„Ma prima un’ cafe!“ said he, while I was busy counting all of the statues set between raising columns of Piazza del Plebiscito, named after the plebiscite taken in 1860, that brought Naples into the unified Kingdom of Italy. Paolo continued following me around, telling me story his dad had made up, about the argument three of the statues allegedly had with each other. So, now, I have little to no clue of real stories of figures standing over there, overlooking the piazza. All I know now that there are three figures, some Italian or Spanish royals, arguing about peeing at Piazza and who’s going to cover whom. At the end of semicircle with all the sculptures, looking towards the church of St Francis of Paola reminiscing Roman Pantheon we stopped for a coffee at the Gran Cafe Gambrinus.
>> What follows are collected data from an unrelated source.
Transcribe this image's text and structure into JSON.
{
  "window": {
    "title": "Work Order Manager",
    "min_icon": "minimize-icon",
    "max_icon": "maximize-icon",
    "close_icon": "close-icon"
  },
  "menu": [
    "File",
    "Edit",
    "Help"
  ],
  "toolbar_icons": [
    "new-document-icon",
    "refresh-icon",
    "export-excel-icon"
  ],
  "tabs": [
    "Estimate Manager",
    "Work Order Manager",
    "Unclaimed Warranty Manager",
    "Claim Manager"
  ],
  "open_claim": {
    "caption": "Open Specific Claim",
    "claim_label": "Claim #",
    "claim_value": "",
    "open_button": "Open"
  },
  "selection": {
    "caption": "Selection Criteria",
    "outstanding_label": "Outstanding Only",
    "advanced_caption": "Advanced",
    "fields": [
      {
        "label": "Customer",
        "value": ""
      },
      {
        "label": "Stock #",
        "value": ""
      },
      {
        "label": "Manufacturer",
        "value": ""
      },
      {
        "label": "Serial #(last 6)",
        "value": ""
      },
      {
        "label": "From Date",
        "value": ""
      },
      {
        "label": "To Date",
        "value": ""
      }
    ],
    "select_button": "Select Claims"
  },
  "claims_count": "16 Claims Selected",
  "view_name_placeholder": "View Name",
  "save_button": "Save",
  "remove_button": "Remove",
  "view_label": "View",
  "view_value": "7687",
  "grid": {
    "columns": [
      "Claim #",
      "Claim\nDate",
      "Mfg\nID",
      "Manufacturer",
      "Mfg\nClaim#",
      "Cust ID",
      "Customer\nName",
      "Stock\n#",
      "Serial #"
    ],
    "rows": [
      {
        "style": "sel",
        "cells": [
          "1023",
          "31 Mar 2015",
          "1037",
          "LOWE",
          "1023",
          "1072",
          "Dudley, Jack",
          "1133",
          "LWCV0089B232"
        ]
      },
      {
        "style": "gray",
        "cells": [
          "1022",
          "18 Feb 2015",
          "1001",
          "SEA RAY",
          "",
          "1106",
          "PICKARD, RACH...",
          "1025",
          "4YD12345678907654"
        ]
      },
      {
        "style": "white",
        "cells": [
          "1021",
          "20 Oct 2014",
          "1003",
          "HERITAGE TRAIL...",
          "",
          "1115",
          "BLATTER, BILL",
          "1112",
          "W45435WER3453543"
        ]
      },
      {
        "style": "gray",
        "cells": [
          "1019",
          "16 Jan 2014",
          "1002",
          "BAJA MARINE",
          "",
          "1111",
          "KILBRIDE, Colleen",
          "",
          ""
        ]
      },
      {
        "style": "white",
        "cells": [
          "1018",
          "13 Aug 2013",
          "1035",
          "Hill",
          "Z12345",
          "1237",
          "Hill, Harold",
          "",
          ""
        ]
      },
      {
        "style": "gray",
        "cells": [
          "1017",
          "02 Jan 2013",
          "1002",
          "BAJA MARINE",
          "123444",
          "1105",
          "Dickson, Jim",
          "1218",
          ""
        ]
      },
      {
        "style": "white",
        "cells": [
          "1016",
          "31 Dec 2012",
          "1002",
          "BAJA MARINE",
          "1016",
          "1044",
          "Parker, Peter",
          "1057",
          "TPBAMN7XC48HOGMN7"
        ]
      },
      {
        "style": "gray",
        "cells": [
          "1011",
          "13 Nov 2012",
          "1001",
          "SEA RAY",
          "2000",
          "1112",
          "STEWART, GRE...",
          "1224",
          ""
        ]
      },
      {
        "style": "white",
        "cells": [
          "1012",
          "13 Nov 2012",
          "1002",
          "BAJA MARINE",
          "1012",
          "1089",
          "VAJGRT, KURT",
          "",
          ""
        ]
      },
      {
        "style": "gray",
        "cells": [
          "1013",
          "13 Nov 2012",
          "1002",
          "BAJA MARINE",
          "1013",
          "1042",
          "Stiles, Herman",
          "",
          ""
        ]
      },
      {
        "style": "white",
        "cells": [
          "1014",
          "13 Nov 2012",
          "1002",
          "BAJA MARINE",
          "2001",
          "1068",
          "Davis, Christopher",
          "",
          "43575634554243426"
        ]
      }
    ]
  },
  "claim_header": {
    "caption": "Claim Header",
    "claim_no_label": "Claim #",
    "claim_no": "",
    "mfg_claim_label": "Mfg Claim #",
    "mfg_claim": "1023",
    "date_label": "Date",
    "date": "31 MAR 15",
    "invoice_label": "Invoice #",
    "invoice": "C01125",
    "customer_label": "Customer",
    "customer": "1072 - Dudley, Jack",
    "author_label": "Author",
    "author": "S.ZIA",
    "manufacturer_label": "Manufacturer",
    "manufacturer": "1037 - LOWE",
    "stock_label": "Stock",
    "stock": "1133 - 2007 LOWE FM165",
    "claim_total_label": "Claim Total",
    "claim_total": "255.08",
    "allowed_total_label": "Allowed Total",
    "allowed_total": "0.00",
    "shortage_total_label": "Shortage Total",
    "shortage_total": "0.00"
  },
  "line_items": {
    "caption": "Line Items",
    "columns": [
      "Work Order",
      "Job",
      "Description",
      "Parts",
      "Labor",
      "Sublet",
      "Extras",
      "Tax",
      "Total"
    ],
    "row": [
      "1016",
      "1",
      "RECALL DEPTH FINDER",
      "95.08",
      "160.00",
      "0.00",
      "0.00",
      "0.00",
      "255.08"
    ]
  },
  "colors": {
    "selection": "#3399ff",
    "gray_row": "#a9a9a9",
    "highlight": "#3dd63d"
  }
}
Coffeehouse, named after the icon symbolizing joviality, cheer and joie de vivre, was founded at 19th century and it’s a symbol of Napoli and its specific coffee culture. The place is constantly crowded with locals starting their day with a coffee and one of, what it seems, a million different pastries with playful names like, sfogliatelle, cannolini, crostatini con fragolini and many others. While trying to order espresso, standing in line, or rather a noisy crowd that was waving, yelling, throwing their coins onto counter, I noticed that people were paying certain sospeso coffee when leaving. Sospeso coffee is “suspended coffee” you are paying for someone who cannot afford it. For example, you pay for two, drink one and save one for someone in need for it later. This little act of charity, tradition over 100 years old, is everything you need to know about Neapolitans. How caring and genuine they are and how the coffee represents a right of its own, belonging and accessible for everyone. For all Italians, especially Neapolitans (who are a different breed), multiple, daily income of coffee is, more than anything, a matter of lifestyle. The main idea is for coffee to be short, strong, and creamy, which is why the bar is always crammed with people downing their coffee fast, al volo(on the run) and rushing out. It’s a part of Holy Trinity of Italians, as I call it, 1-Drink only wine and water with your meal and NEVER order tap water; 2-Do not put ketchup on pasta/pizza(little less pineapple you rascal); 3-Take your coffee in two sips standing up. Last one came as the biggest surprise to me, to be honest, because everything I ever heard of Italians is that they are big hedonists, very laid back people, dolce far niente protagonists. I found it all true, in every life situation, except in drinking coffee. Here, Italians are quick and efficient. I broke this rule by sitting down to enjoy my espresso with crostatini con fragolini(I just adore saying it), but, in my defense, this is only done to properly enjoy the interior of the place screaming bohemian, art nouveau, with its tall frescoed ceilings, velvet red chairs and drapes, golden wall edges and piano at its end.
Paolo told me to finish my coffee because he is taking me to see yet another Italian masterpiece, of famous sculpture of Christ I must’ve heard of. I asked, and believe you me I have no idea why, is it something from Caravaggio (who is a painter, not sculptor and I knew that). Swear to God I thought Paolo’s going to leave me on my own right there when he looked at me, almost in disgust, picking up his coat, crossing his hands on his back and walking right out, without turning back, with his nose up in the sky (I honestly have no idea how this man doesn’t trip and fall more often given that he never looks in front of him). It was few streets later that he started talking to me, and to be completely honest, it’d probably be sooner if I wasn’t laughing at him and his offended artistic soul every once in a while. Capella Sansevero, turned into a Museum with, I don’t often say “must see” but in this case – a MUST SEE works of art called Modesty and Veiled Christ of Corradini and Sanmartino. Yes, now I know the names and who is who, yes. When you look at the Christ under the veil sticking to his body, revealing his resting face, his swollen veins, thin arms, wounds and limbs you have to question is it really just a sculpture, comprehending how realistic it seems. In fact it is entirely hewn in marble from a single block of stone and it’s not made out of some alchemist process as the legend suggests. Although, hand on my heart, I did not touch it, to make sure it’s only marble, so this remains one of the possibilities. And who else doesn’t love a bit of mystery anyway?
“There was your Caravaggio” said Paolo, shaming me while going out of the Museum. Realizing how foolish I’ve been mixing the two, I replied in a same manner saying “It was quite good… the Caravaggio”.